2.10.11

not just a commercial thing

"But the problem was that turn-based strategy games were no longer the hottest thing on planet Earth. But this is not just a commercial thing—strategy games are just not contemporary."
Not just a commercial thing is definitely the right way to characterize this, especially when defenders of turn-based strategy games are interested mainly in sales figures ('strategy games are contemporary- look at how much Civ V sold!'). It's one case where the unreconstructed corporate shill is at least putting his argument into the proper form.
"I use the example of music artists. Look at someone old school like Ray Charles. If he would make music today it would still be Ray Charles, but he would probably do it more in the style of Kanye West"
This is even better, even if the example itself is crude and not really correct (all Black Artists are the same I guess). It is possible for entire genres to fall by the wayside and its necessary to constantly re-evaluate them and update them for a new era (for new technology, expectations, knowledge etc.).

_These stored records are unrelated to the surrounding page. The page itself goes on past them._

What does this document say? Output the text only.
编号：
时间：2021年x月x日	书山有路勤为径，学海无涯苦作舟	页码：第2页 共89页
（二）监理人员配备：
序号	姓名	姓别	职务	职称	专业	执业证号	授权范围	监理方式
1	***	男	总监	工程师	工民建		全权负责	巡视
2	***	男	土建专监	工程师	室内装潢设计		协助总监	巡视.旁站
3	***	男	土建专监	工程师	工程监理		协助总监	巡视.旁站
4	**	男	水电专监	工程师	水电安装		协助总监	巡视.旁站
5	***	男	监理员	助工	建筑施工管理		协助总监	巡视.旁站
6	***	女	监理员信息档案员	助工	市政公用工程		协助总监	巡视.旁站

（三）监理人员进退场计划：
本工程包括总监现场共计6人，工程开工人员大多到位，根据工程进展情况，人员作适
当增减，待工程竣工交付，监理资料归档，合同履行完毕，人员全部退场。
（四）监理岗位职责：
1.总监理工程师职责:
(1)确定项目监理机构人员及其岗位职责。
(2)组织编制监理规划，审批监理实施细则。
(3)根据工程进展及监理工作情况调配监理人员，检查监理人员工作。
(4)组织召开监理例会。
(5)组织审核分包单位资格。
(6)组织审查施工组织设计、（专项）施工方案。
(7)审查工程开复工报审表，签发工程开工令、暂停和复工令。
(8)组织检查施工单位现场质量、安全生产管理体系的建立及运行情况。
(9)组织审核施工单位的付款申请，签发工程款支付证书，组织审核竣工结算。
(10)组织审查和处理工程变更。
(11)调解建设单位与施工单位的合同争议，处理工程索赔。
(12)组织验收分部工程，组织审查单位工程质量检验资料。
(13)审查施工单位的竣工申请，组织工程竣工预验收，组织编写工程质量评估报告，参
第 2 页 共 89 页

People who fall back either on sales-figure-mongering or uncritical praise of past games are going to fall into traps, sooner or later. Whoever this 2k guy is, he has the drop on all of these people. To really refute him we have to reject his future and be even more ruthless about the past then he's being. Not just retreat into boardroom arguments or nostalgia.
"We use tapes, pre-recorded, and we play tapes also in our performance. When we recorded on TV we were not allowed to play a tape as part of the performance because the musicians' union felt that they would be put out of work. But I think just the opposite: With better machines, you'll be able to do better work, and you will be able to spend your time and energies on a higher level." - Ralf Hütter
Here we go. This is the high ground that is falsely claimed by people who take old franchises and ruin them- their argument is that they are washing away the encrusted gunk of management masochism around these old mechanics and giving players true Choice, real Freedom unburdened by worrying about which caliber of bullets you need to purchase, etc. They almost always miss the mark, and if they did take a game that really was cluttered up with a lot of shit and apply Streamlined Design Techniques to it, what they wind up producing is a set of mechanics where the player not only doesn't have to worry about minor details, but doesn't have to worry about anything else either. It's true that exacting and punishing resource systems for bullet management are petty and primitive. But if you're not able as a designer to produce challenge on a higher level then you're better off leaving the bullet minutae in. It's still a more rewarding experience to get everyone the right guns in Jagged Alliance, despite all the caliber and attachment headaches, then it is to complete a contrived shooting sequence where you don't have to worry about your bullets but the enemies don't present a challenge either.

So 2k Guy is right and also wrong (bold statements for this first post!). We have to be 'unafraid of ruins' for the right reasons- because we're confident in our ability to build something better, not just because we can't understand the buildings that used to be there.